Currently Zelia is staying busy as a professor at the Universidade Federal da Paraiba as well as traveling the world sharing her experiences about the intersections between creative writing and identity. She hopes to return to her Candomblé book project in the coming months, as she searches for a way to preserve the legacy of a woman who played an important but underrecognized role in shaping Brazilian national identity.

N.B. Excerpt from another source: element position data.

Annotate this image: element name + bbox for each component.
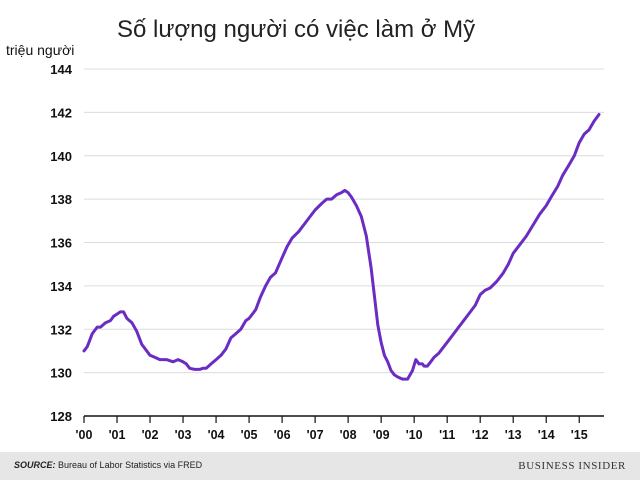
x-tick-label-2: '02 — [142, 428, 159, 442]
gridlines — [84, 68, 604, 374]
y-tick-label-142: 142 — [50, 105, 72, 120]
series-line-0 — [82, 113, 601, 381]
x-tick-label-11: '11 — [439, 428, 455, 442]
x-tick-label-8: '08 — [340, 428, 357, 442]
x-tick-label-9: '09 — [373, 428, 390, 442]
y-tick-label-128: 128 — [50, 409, 72, 424]
x-tick-label-10: '10 — [406, 428, 423, 442]
source-note: SOURCE: Bureau of Labor Statistics via F… — [14, 460, 202, 470]
x-tick-label-5: '05 — [241, 428, 258, 442]
y-tick-label-140: 140 — [50, 149, 72, 164]
y-tick-label-138: 138 — [50, 192, 72, 207]
x-tick-label-0: '00 — [76, 428, 93, 442]
line-chart: 128 130 132 134 136 138 140 142 144 '00 '01 '02 '03… — [50, 62, 604, 442]
source-text: Bureau of Labor Statistics via FRED — [58, 460, 203, 470]
x-tick-label-7: '07 — [307, 428, 324, 442]
footer-bar: SOURCE: Bureau of Labor Statistics via F… — [0, 452, 640, 480]
y-tick-label-136: 136 — [50, 236, 72, 251]
y-tick-label-134: 134 — [50, 279, 72, 294]
y-tick-label-132: 132 — [50, 322, 72, 337]
y-tick-label-130: 130 — [50, 366, 72, 381]
x-tick-label-6: '06 — [274, 428, 291, 442]
x-tick-label-13: '13 — [505, 428, 522, 442]
x-tick-label-14: '14 — [538, 428, 555, 442]
x-tick-label-4: '04 — [208, 428, 225, 442]
source-label: SOURCE: — [14, 460, 56, 470]
y-tick-labels: 128 130 132 134 136 138 140 142 144 — [50, 62, 72, 424]
x-tick-label-1: '01 — [109, 428, 126, 442]
y-tick-label-144: 144 — [50, 62, 72, 77]
x-tick-label-12: '12 — [472, 428, 489, 442]
x-tick-labels: '00 '01 '02 '03 '04 '05 '06 '07 '08 '09 '10 '11 '12 '… — [76, 428, 588, 442]
x-tick-label-3: '03 — [175, 428, 192, 442]
series-group — [82, 113, 601, 381]
x-axis — [83, 415, 604, 423]
x-tick-label-15: '15 — [571, 428, 588, 442]
y-axis-label: triệu người — [6, 42, 75, 58]
brand-logo: BUSINESS INSIDER — [518, 460, 626, 472]
chart-title: Số lượng người có việc làm ở Mỹ — [117, 16, 476, 43]
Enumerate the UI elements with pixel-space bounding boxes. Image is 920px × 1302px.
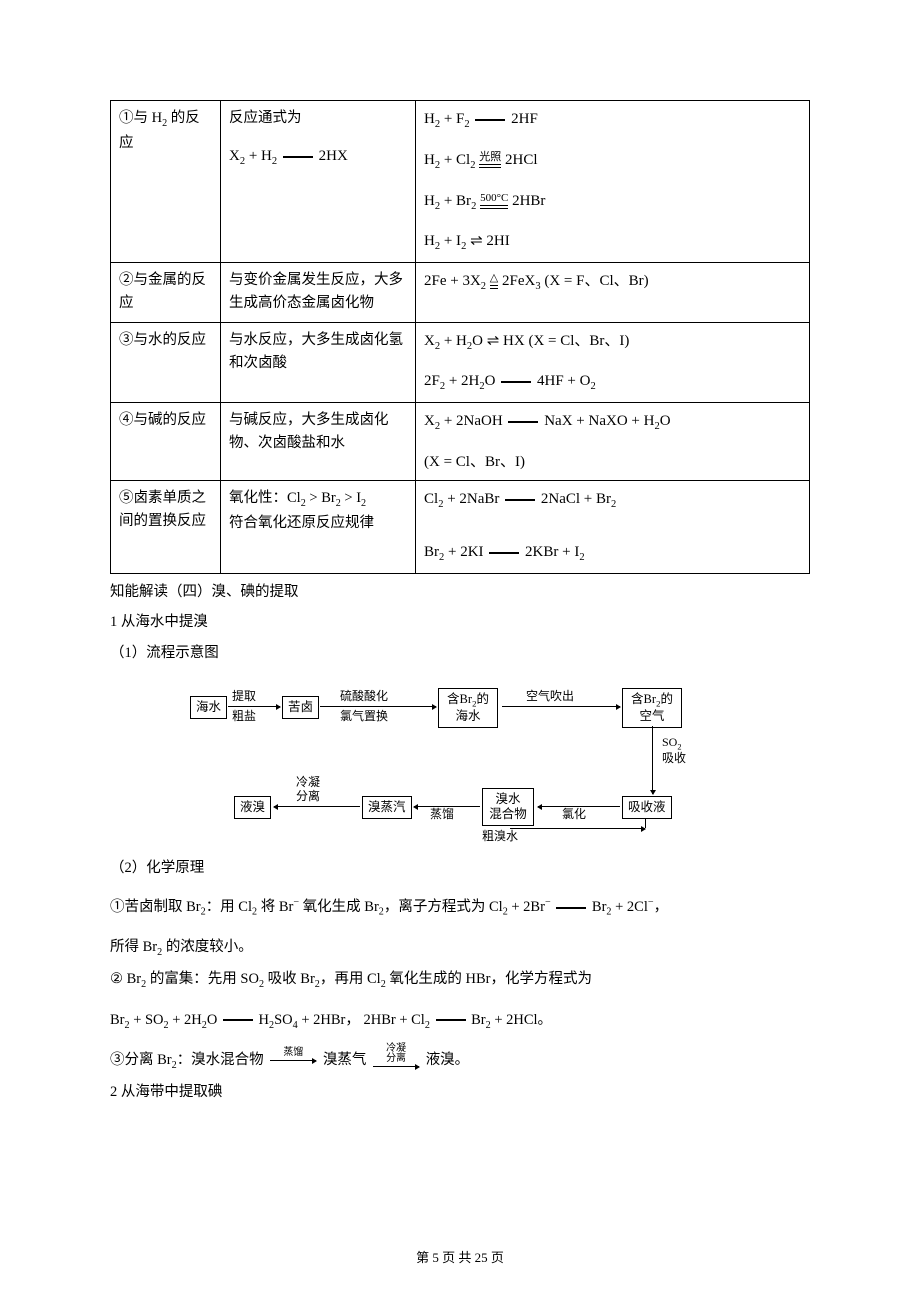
- flow-box: 含Br2的海水: [438, 688, 498, 728]
- flow-label: 粗盐: [232, 710, 256, 724]
- table-row: ①与 H2 的反应 反应通式为 X2 + H2 2HX H2 + F2 2HF …: [111, 101, 810, 263]
- equation: (X = Cl、Br、I): [424, 454, 525, 470]
- cell-label: ④与碱的反应: [111, 403, 221, 481]
- flow-label: 空气吹出: [526, 690, 574, 704]
- flow-label: SO2: [662, 736, 682, 752]
- subsection-heading: （1）流程示意图: [110, 641, 810, 666]
- arrow-icon: [652, 726, 653, 794]
- arrow-icon: [502, 706, 620, 707]
- flow-box: 溴水混合物: [482, 788, 534, 826]
- cell-label: ③与水的反应: [111, 322, 221, 403]
- desc-text: 反应通式为: [229, 107, 407, 130]
- flow-box: 苦卤: [282, 696, 319, 719]
- flow-label: 分离: [296, 790, 320, 804]
- flow-label: 氯化: [562, 808, 586, 822]
- line: [645, 818, 646, 828]
- page-footer: 第 5 页 共 25 页: [0, 1247, 920, 1266]
- cell-equations: X2 + H2O ⇌ HX (X = Cl、Br、I) 2F2 + 2H2O 4…: [416, 322, 810, 403]
- arrow-icon: [320, 706, 436, 707]
- table-row: ②与金属的反应 与变价金属发生反应，大多生成高价态金属卤化物 2Fe + 3X2…: [111, 263, 810, 322]
- cell-equations: Cl2 + 2NaBr 2NaCl + Br2 Br2 + 2KI 2KBr +…: [416, 481, 810, 574]
- flow-label: 冷凝: [296, 776, 320, 790]
- equation: X2 + 2NaOH NaX + NaXO + H2O: [424, 409, 801, 436]
- cell-label: ①与 H2 的反应: [111, 101, 221, 263]
- flow-label: 提取: [232, 690, 256, 704]
- equation: Cl2 + 2NaBr 2NaCl + Br2: [424, 487, 801, 514]
- cell-equations: 2Fe + 3X2 △ 2FeX3 (X = F、Cl、Br): [416, 263, 810, 322]
- paragraph: 所得 Br2 的浓度较小。: [110, 935, 810, 961]
- subsection-heading: 1 从海水中提溴: [110, 610, 810, 635]
- equation: 2F2 + 2H2O 4HF + O2: [424, 373, 596, 389]
- table-row: ④与碱的反应 与碱反应，大多生成卤化物、次卤酸盐和水 X2 + 2NaOH Na…: [111, 403, 810, 481]
- cell-label: ⑤卤素单质之间的置换反应: [111, 481, 221, 574]
- cell-desc: 与水反应，大多生成卤化氢和次卤酸: [221, 322, 416, 403]
- paragraph: Br2 + SO2 + 2H2O H2SO4 + 2HBr， 2HBr + Cl…: [110, 1008, 810, 1034]
- equation: 2Fe + 3X2 △ 2FeX3 (X = F、Cl、Br): [424, 273, 649, 289]
- cell-desc: 反应通式为 X2 + H2 2HX: [221, 101, 416, 263]
- equation: H2 + F2 2HF: [424, 107, 801, 134]
- table-row: ③与水的反应 与水反应，大多生成卤化氢和次卤酸 X2 + H2O ⇌ HX (X…: [111, 322, 810, 403]
- flow-box: 含Br2的空气: [622, 688, 682, 728]
- flow-label: 硫酸酸化: [340, 690, 388, 704]
- equation: X2 + H2 2HX: [229, 148, 348, 164]
- arrow-icon: [228, 706, 280, 707]
- flow-label: 粗溴水: [482, 830, 518, 844]
- paragraph: ③分离 Br2：溴水混合物 蒸馏 溴蒸气 冷凝分离 液溴。: [110, 1048, 810, 1074]
- cell-equations: H2 + F2 2HF H2 + Cl2 光照 2HCl H2 + Br2 50…: [416, 101, 810, 263]
- flow-box: 溴蒸汽: [362, 796, 412, 819]
- paragraph: ①苦卤制取 Br2：用 Cl2 将 Br− 氧化生成 Br2，离子方程式为 Cl…: [110, 894, 810, 921]
- flow-box: 吸收液: [622, 796, 672, 819]
- cell-label: ②与金属的反应: [111, 263, 221, 322]
- equation: H2 + Cl2 光照 2HCl: [424, 148, 801, 175]
- subsection-heading: （2）化学原理: [110, 856, 810, 881]
- equation: H2 + Br2 500°C 2HBr: [424, 189, 801, 216]
- cell-desc: 氧化性：Cl2 > Br2 > I2符合氧化还原反应规律: [221, 481, 416, 574]
- equation: H2 + I2 ⇌ 2HI: [424, 233, 510, 249]
- paragraph: ② Br2 的富集：先用 SO2 吸收 Br2，再用 Cl2 氧化生成的 HBr…: [110, 967, 810, 993]
- flow-label: 吸收: [662, 752, 686, 766]
- equation: Br2 + 2KI 2KBr + I2: [424, 544, 585, 560]
- flow-label: 蒸馏: [430, 808, 454, 822]
- equation: X2 + H2O ⇌ HX (X = Cl、Br、I): [424, 329, 801, 356]
- table-row: ⑤卤素单质之间的置换反应 氧化性：Cl2 > Br2 > I2符合氧化还原反应规…: [111, 481, 810, 574]
- flow-box: 海水: [190, 696, 227, 719]
- cell-equations: X2 + 2NaOH NaX + NaXO + H2O (X = Cl、Br、I…: [416, 403, 810, 481]
- flow-box: 液溴: [234, 796, 271, 819]
- chemistry-reactions-table: ①与 H2 的反应 反应通式为 X2 + H2 2HX H2 + F2 2HF …: [110, 100, 810, 574]
- section-heading: 知能解读（四）溴、碘的提取: [110, 580, 810, 605]
- bromine-extraction-flowchart: 海水 苦卤 含Br2的海水 含Br2的空气 吸收液 溴水混合物 溴蒸汽 液溴 提…: [190, 678, 730, 848]
- cell-desc: 与变价金属发生反应，大多生成高价态金属卤化物: [221, 263, 416, 322]
- arrow-icon: [510, 828, 645, 829]
- flow-label: 氯气置换: [340, 710, 388, 724]
- cell-desc: 与碱反应，大多生成卤化物、次卤酸盐和水: [221, 403, 416, 481]
- arrow-icon: [274, 806, 360, 807]
- subsection-heading: 2 从海带中提取碘: [110, 1080, 810, 1105]
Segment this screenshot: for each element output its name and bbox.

By:   |   December 18, 2009

4 Comments

  1. Laine says:

    Dear Zelia, I have had difficulty finding another way of contacting you, so I hope yuo don’t mind me doing so here.
    I have enjoyed reading your post and also the comments about Brazilian culture and literature.
    I would love to get in touch about yuor opinion on the matter of English in Brazil. I know this might seem a bit random, but perhaps if you could contact me at the address I have provided, I could tell you more.

    I hope to hear from you if you have the time,

    Laine

  2. MOISES says:

    DEAR ZELIA, IM HAPPY THAT YOU ARE WHAT YOU SAID TO ME HERE IN TUMBES, PERU, THOSE NICE DAYS WE HAD TOGETHER… I HOPE YOU WILL SUCCED IN WRITING THAT BOOK ABOUT BRAZILIAN CULTURE AND ALSO WORLD CULTURE, AS YOU ARE A CITIZEN OF THE WORLD… KEEP WRiTING YOUR NICE POETRY ALSO. WRITE TO ME PLEASE.
    PEACE AND LOVE FROM
    MOISES, TRUJILLO, PERU

  3. Marcelle Male says:

    Hello, Zelia.
    I enjoyed the article about your work. I am also Brazilian and now residing in Johns Creek, north of Atlanta, Georgia. I am currently working with ESOL students at Centennial High School, where we have an ever increasing number of Brazilian students. I will be offering a seminar in the spring on Brazilian Literature, and would love to hear your suggestions of new, contemporary, and up coming Brazilian authors that could “wet” the appetite of our Brazilian teenagers for their mother tongue. They are at the stage where they are losing their Brazilian culture and traditions but have not yet been accepted in their new country. I am writing this in English so that others can comment as well.
    Keep up the good work. Feliz Natal e um prospero 2010.

    Marcelle Joffily Male male@fultonschools.org

  4. Hello, Zelia:
    I read about you through the AAUW and wish to let you know that I am now a supporter of your dreams. I am half Mexican. I cannot speak portugese, only Spanish and English. Keep up the good work, Zelia, and please let me know how you are doing and what you are working on. I heartily support education for women all over the world, and I am glad to see you are using your education to educate others through a book.